Mons: John Joos donne sa version des faits

John Joos s'est expliqué ce lundi devant la presse
21 sept. 2020 à 14:42 - mise à jour 21 sept. 2020 à 14:42Temps de lecture2 min
Par Charlotte Legrand

John Joos a été exclu du parti socialiste ce samedi 19 septembre mais l’élu montois rejette en bloc les accusations dont il fait l’objet. Il dénonce "un système" dans lequel il a joué "les bouées de sauvetage", avant d’être "lâché injustement" deux ans plus tard. Il est remplacé à la tête de l’immobilière sociale Toit et moi.

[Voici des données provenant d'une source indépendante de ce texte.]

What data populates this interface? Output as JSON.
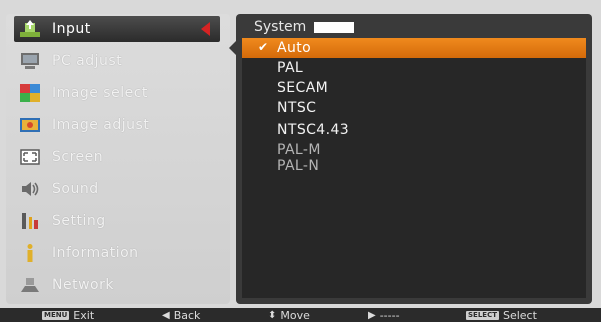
{
  "left_menu": {
    "items": [
      {
        "label": "Input",
        "icon": "input-icon"
      },
      {
        "label": "PC adjust",
        "icon": "pc-adjust-icon"
      },
      {
        "label": "Image select",
        "icon": "image-select-icon"
      },
      {
        "label": "Image adjust",
        "icon": "image-adjust-icon"
      },
      {
        "label": "Screen",
        "icon": "screen-icon"
      },
      {
        "label": "Sound",
        "icon": "sound-icon"
      },
      {
        "label": "Setting",
        "icon": "setting-icon"
      },
      {
        "label": "Information",
        "icon": "information-icon"
      },
      {
        "label": "Network",
        "icon": "network-icon"
      }
    ],
    "selected_index": 0
  },
  "panel": {
    "title": "System",
    "options": [
      {
        "label": "Auto",
        "state": "selected"
      },
      {
        "label": "PAL",
        "state": "normal"
      },
      {
        "label": "SECAM",
        "state": "normal"
      },
      {
        "label": "NTSC",
        "state": "normal"
      },
      {
        "label": "NTSC4.43",
        "state": "normal"
      },
      {
        "label": "PAL-M",
        "state": "disabled"
      },
      {
        "label": "PAL-N",
        "state": "disabled"
      }
    ]
  },
  "status_bar": {
    "exit_key": "MENU",
    "exit_label": "Exit",
    "back_glyph": "◀",
    "back_label": "Back",
    "move_glyph": "⬍",
    "move_label": "Move",
    "next_glyph": "▶",
    "next_label": "-----",
    "select_key": "SELECT",
    "select_label": "Select"
  },
  "colors": {
    "selected_option": "#e67e14",
    "selected_menu": "#3a3a3a",
    "panel_bg": "#3a3a3a",
    "menu_arrow": "#d62323"
  }
}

S’il est en colère? "Pas du tout, je n’entre pas de ce jeu-là". Mais on sent chez lui un mélange d’amertume et de dégoût. Un "goût de trop peu" aussi, chez le fondateur du mouvement Citoyen. Ce week-end, l’Union Socialiste Montoise s’est expliquée, dans un communiqué, sur ses raisons d’exclure John Joos. Lui n’est pas d’accord, pas du tout d’accord. "Je savais que je montais dans un système, quand j’ai accepté de me présenter sur la liste PS, en 2012. Mais ici, on veut clairement me diaboliser, me décrédibiliser".

Des mises au point

L’USC lui reproche de ne pas avoir signé le pacte de majorité? C’était convenu, répond en substance le Montois. Il venait en "renfort" au PS, mais conservait ses idées citoyennes, et, en quelque sorte, son programme bien à lui. L’USC balance sur des réunions qu’il aurait loupées ? "Quelles réunions? Je n’en suis pas membre, de cette instance! Je ne devrais même pas recevoir les convocations!". Voilà pour les reproches " plus formels " dirons-nous.

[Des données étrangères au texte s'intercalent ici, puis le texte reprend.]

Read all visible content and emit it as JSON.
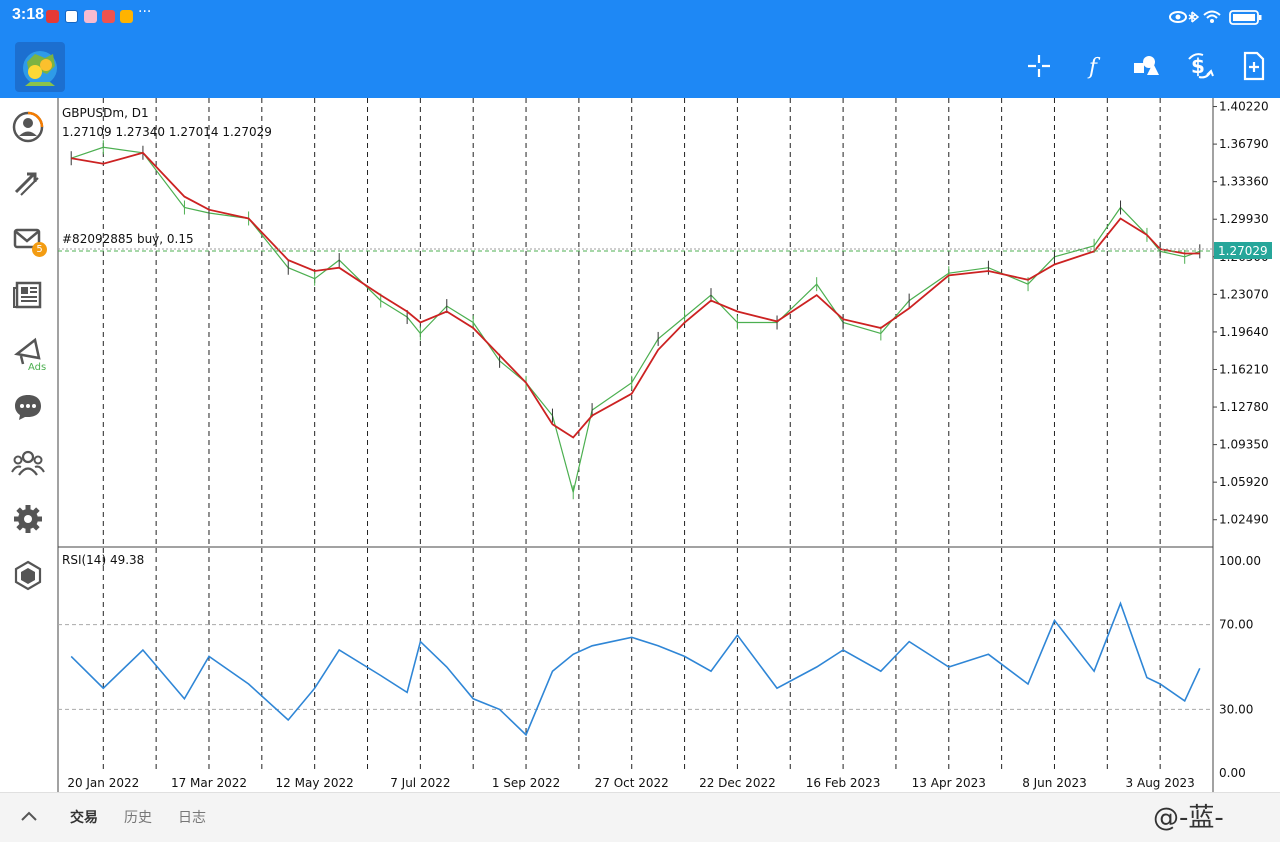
{
  "status_bar": {
    "time": "3:18",
    "colors": {
      "background": "#1e88f5"
    }
  },
  "app_bar": {
    "toolbar_icons": [
      "crosshair-icon",
      "function-icon",
      "shapes-icon",
      "dollar-sync-icon",
      "new-document-icon"
    ]
  },
  "sidebar": {
    "items": [
      {
        "icon": "account-icon"
      },
      {
        "icon": "trade-arrows-icon"
      },
      {
        "icon": "mail-icon",
        "badge": "5"
      },
      {
        "icon": "news-icon"
      },
      {
        "icon": "ads-icon",
        "label": "Ads"
      },
      {
        "icon": "chat-icon"
      },
      {
        "icon": "community-icon"
      },
      {
        "icon": "settings-icon"
      },
      {
        "icon": "mql5-icon"
      }
    ]
  },
  "bottom_bar": {
    "tabs": [
      "交易",
      "历史",
      "日志"
    ],
    "watermark": "@-蓝-"
  },
  "chart_data": {
    "type": "line",
    "symbol_label": "GBPUSDm, D1",
    "ohlc": "1.27109 1.27340 1.27014 1.27029",
    "order_label": "#82092885 buy, 0.15",
    "order_price": 1.27029,
    "current_price_label": "1.27029",
    "price_axis_ticks": [
      "1.40220",
      "1.36790",
      "1.33360",
      "1.29930",
      "1.26500",
      "1.23070",
      "1.19640",
      "1.16210",
      "1.12780",
      "1.09350",
      "1.05920",
      "1.02490"
    ],
    "price_ylim": [
      1.0,
      1.41
    ],
    "date_ticks": [
      "20 Jan 2022",
      "17 Mar 2022",
      "12 May 2022",
      "7 Jul 2022",
      "1 Sep 2022",
      "27 Oct 2022",
      "22 Dec 2022",
      "16 Feb 2023",
      "13 Apr 2023",
      "8 Jun 2023",
      "3 Aug 2023"
    ],
    "series": [
      {
        "kind": "price",
        "x": [
          "2022-01-03",
          "2022-01-20",
          "2022-02-10",
          "2022-03-04",
          "2022-03-17",
          "2022-04-07",
          "2022-04-28",
          "2022-05-12",
          "2022-05-25",
          "2022-06-16",
          "2022-06-30",
          "2022-07-07",
          "2022-07-21",
          "2022-08-04",
          "2022-08-18",
          "2022-09-01",
          "2022-09-15",
          "2022-09-26",
          "2022-10-06",
          "2022-10-27",
          "2022-11-10",
          "2022-11-24",
          "2022-12-08",
          "2022-12-22",
          "2023-01-12",
          "2023-02-02",
          "2023-02-16",
          "2023-03-08",
          "2023-03-23",
          "2023-04-13",
          "2023-05-04",
          "2023-05-25",
          "2023-06-08",
          "2023-06-29",
          "2023-07-13",
          "2023-07-27",
          "2023-08-03",
          "2023-08-16",
          "2023-08-24"
        ],
        "values": [
          1.355,
          1.365,
          1.36,
          1.31,
          1.305,
          1.3,
          1.255,
          1.245,
          1.262,
          1.225,
          1.21,
          1.195,
          1.22,
          1.205,
          1.17,
          1.15,
          1.12,
          1.05,
          1.125,
          1.15,
          1.19,
          1.21,
          1.23,
          1.205,
          1.205,
          1.24,
          1.205,
          1.195,
          1.225,
          1.25,
          1.255,
          1.24,
          1.265,
          1.275,
          1.31,
          1.285,
          1.27,
          1.265,
          1.27
        ]
      },
      {
        "kind": "moving_average",
        "color": "#cc2222",
        "x": [
          "2022-01-03",
          "2022-01-20",
          "2022-02-10",
          "2022-03-04",
          "2022-03-17",
          "2022-04-07",
          "2022-04-28",
          "2022-05-12",
          "2022-05-25",
          "2022-06-16",
          "2022-06-30",
          "2022-07-07",
          "2022-07-21",
          "2022-08-04",
          "2022-08-18",
          "2022-09-01",
          "2022-09-15",
          "2022-09-26",
          "2022-10-06",
          "2022-10-27",
          "2022-11-10",
          "2022-11-24",
          "2022-12-08",
          "2022-12-22",
          "2023-01-12",
          "2023-02-02",
          "2023-02-16",
          "2023-03-08",
          "2023-03-23",
          "2023-04-13",
          "2023-05-04",
          "2023-05-25",
          "2023-06-08",
          "2023-06-29",
          "2023-07-13",
          "2023-07-27",
          "2023-08-03",
          "2023-08-16",
          "2023-08-24"
        ],
        "values": [
          1.355,
          1.35,
          1.36,
          1.32,
          1.308,
          1.3,
          1.262,
          1.252,
          1.255,
          1.23,
          1.215,
          1.205,
          1.215,
          1.2,
          1.175,
          1.15,
          1.112,
          1.1,
          1.12,
          1.14,
          1.18,
          1.205,
          1.225,
          1.215,
          1.206,
          1.23,
          1.208,
          1.2,
          1.218,
          1.248,
          1.252,
          1.244,
          1.258,
          1.27,
          1.3,
          1.285,
          1.272,
          1.268,
          1.268
        ]
      }
    ],
    "rsi": {
      "label": "RSI(14) 49.38",
      "color": "#2f86d6",
      "levels": [
        30,
        70
      ],
      "ticks": [
        "100.00",
        "70.00",
        "30.00",
        "0.00"
      ],
      "ylim": [
        0,
        100
      ],
      "x": [
        "2022-01-03",
        "2022-01-20",
        "2022-02-10",
        "2022-03-04",
        "2022-03-17",
        "2022-04-07",
        "2022-04-28",
        "2022-05-12",
        "2022-05-25",
        "2022-06-16",
        "2022-06-30",
        "2022-07-07",
        "2022-07-21",
        "2022-08-04",
        "2022-08-18",
        "2022-09-01",
        "2022-09-15",
        "2022-09-26",
        "2022-10-06",
        "2022-10-27",
        "2022-11-10",
        "2022-11-24",
        "2022-12-08",
        "2022-12-22",
        "2023-01-12",
        "2023-02-02",
        "2023-02-16",
        "2023-03-08",
        "2023-03-23",
        "2023-04-13",
        "2023-05-04",
        "2023-05-25",
        "2023-06-08",
        "2023-06-29",
        "2023-07-13",
        "2023-07-27",
        "2023-08-03",
        "2023-08-16",
        "2023-08-24"
      ],
      "values": [
        55,
        40,
        58,
        35,
        55,
        42,
        25,
        40,
        58,
        46,
        38,
        62,
        50,
        35,
        30,
        18,
        48,
        56,
        60,
        64,
        60,
        55,
        48,
        65,
        40,
        50,
        58,
        48,
        62,
        50,
        56,
        42,
        72,
        48,
        80,
        45,
        42,
        34,
        49.38
      ]
    }
  }
}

Il y en a d’autres, eu égard notamment à sa position de président de l’immobilière Toit et Moi. " Il paraît que je fais de l’obstruction systématique dans les dossiers. Ca, c’est la plus grosse brique que je me prends dans la g… ", s’emporte l’intéressé. Il balaye " l’obstruction ", parlant plutôt de " vérifications. " Désolé, mais j’ai une responsabilité pénale, je signe des actes de vente, alors oui, je vérifie ".

L'objet de la discorde 

Ce qui a mis le feu aux poudres et précipité son éviction, c’est un clash (de plus) avec le député provincial socialiste, Pascal Lafosse (administrateur de Toit et Moi). Le conflit porte sur l’immeuble de la place du Chapitre, à Mons. À l’ombre de la Collégiale Sainte-Waudru, le bâtiment abrite toujours les locaux de Toit et Moi. Mais il est en vente. Et –pour faire simple- ça ne se sait pas suffisamment, estime John Joos. 

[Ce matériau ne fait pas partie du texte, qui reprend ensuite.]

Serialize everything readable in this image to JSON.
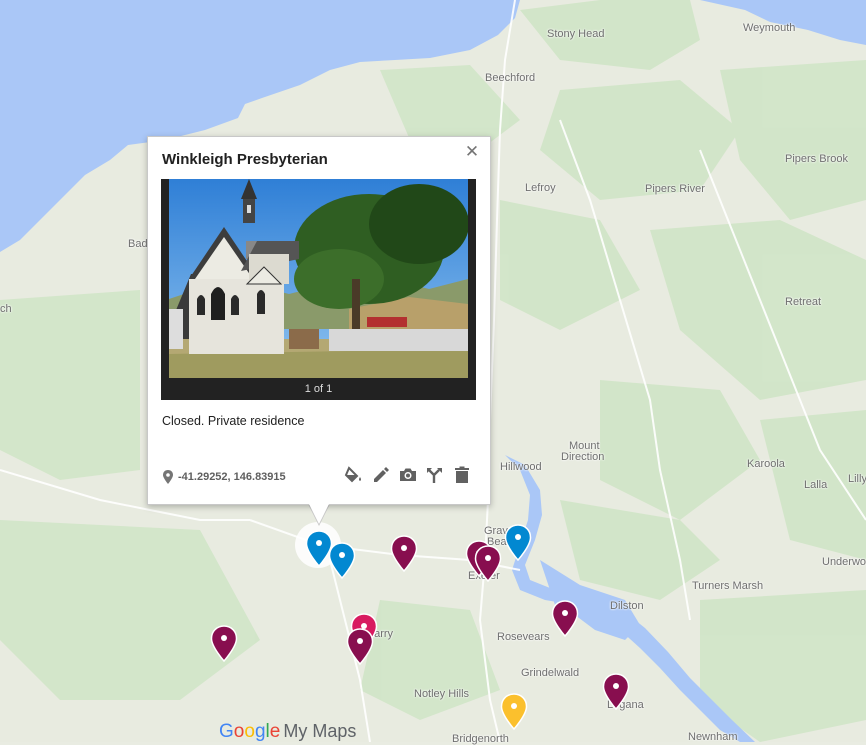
{
  "map": {
    "places": [
      {
        "name": "Weymouth"
      },
      {
        "name": "Stony Head"
      },
      {
        "name": "Beechford"
      },
      {
        "name": "Pipers Brook"
      },
      {
        "name": "Lefroy"
      },
      {
        "name": "Pipers River"
      },
      {
        "name": "Bad"
      },
      {
        "name": "ch"
      },
      {
        "name": "Retreat"
      },
      {
        "name": "Mount"
      },
      {
        "name": "Direction"
      },
      {
        "name": "Hillwood"
      },
      {
        "name": "Karoola"
      },
      {
        "name": "Lilly"
      },
      {
        "name": "Lalla"
      },
      {
        "name": "Grave"
      },
      {
        "name": "Beac"
      },
      {
        "name": "Exeter"
      },
      {
        "name": "Turners Marsh"
      },
      {
        "name": "Underwo"
      },
      {
        "name": "Dilston"
      },
      {
        "name": "garry"
      },
      {
        "name": "Rosevears"
      },
      {
        "name": "Grindelwald"
      },
      {
        "name": "Notley Hills"
      },
      {
        "name": "Legana"
      },
      {
        "name": "Bridgenorth"
      },
      {
        "name": "Newnham"
      }
    ],
    "markers": [
      {
        "id": "winkleigh",
        "color": "#0288d1",
        "selected": true
      },
      {
        "id": "m2",
        "color": "#0288d1"
      },
      {
        "id": "m3",
        "color": "#880e4f"
      },
      {
        "id": "m4",
        "color": "#880e4f"
      },
      {
        "id": "m5",
        "color": "#880e4f"
      },
      {
        "id": "m6",
        "color": "#0288d1"
      },
      {
        "id": "m7",
        "color": "#880e4f"
      },
      {
        "id": "m8",
        "color": "#d81b60"
      },
      {
        "id": "m9",
        "color": "#880e4f"
      },
      {
        "id": "m10",
        "color": "#880e4f"
      },
      {
        "id": "m11",
        "color": "#880e4f"
      },
      {
        "id": "m12",
        "color": "#fbc02d"
      }
    ]
  },
  "popup": {
    "title": "Winkleigh Presbyterian",
    "close_icon": "close-icon",
    "photo_counter": "1 of 1",
    "description": "Closed. Private residence",
    "coordinates": "-41.29252, 146.83915",
    "tools": [
      "paint-bucket-icon",
      "edit-icon",
      "camera-icon",
      "directions-icon",
      "delete-icon"
    ]
  },
  "branding": {
    "google": "Google",
    "product": "My Maps"
  }
}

Récemment, il annonce avoir un nouvel acquéreur potentiel. Pascal Lafosse s’emporte, dénonce "un lapin sorti du chapeau de John Joos". Parce qu’il y en a déjà une, d’offre d’achat, et depuis longtemps ! C’est celle de la Fondation Cornet. Les discussions s’enveniment, Pascal Lafosse prévient : il déposera une motion de méfiance contre John Joos, lors du prochain Conseil d’Administration de Toit et Moi. Pas besoin, vu que ce samedi le couperet de l’USC est tombé. Clap de fin pour John Joos, dans les rangs socialistes. "Je savais que le combat que je menais, de l’intérieur, pour plus de participation, plus de démocratie citoyenne, me vaudrait d’être éjecté. Ils ont oublié les termes de départ de notre partenariat. Depuis le début, ils ne font que serrer l’étau ".

Il continuera à siéger

L’élu montois compte bien conserver son siège au Conseil Communal, et y défendre ses idées. À priori sans l’appui d’un parti traditionnel. "Je poursuivrai dans ma philosophie citoyenne. Pour moi, dès lors qu’on entre au conseil communal, il faudrait pouvoir enlever sa casquette de parti et se battre, réellement, individuellement, pour sa ville. Se battre pour des idées, et pas valider des points, parfois le cœur lourd, parce que le groupe a décidé qu’il voterait comme ça".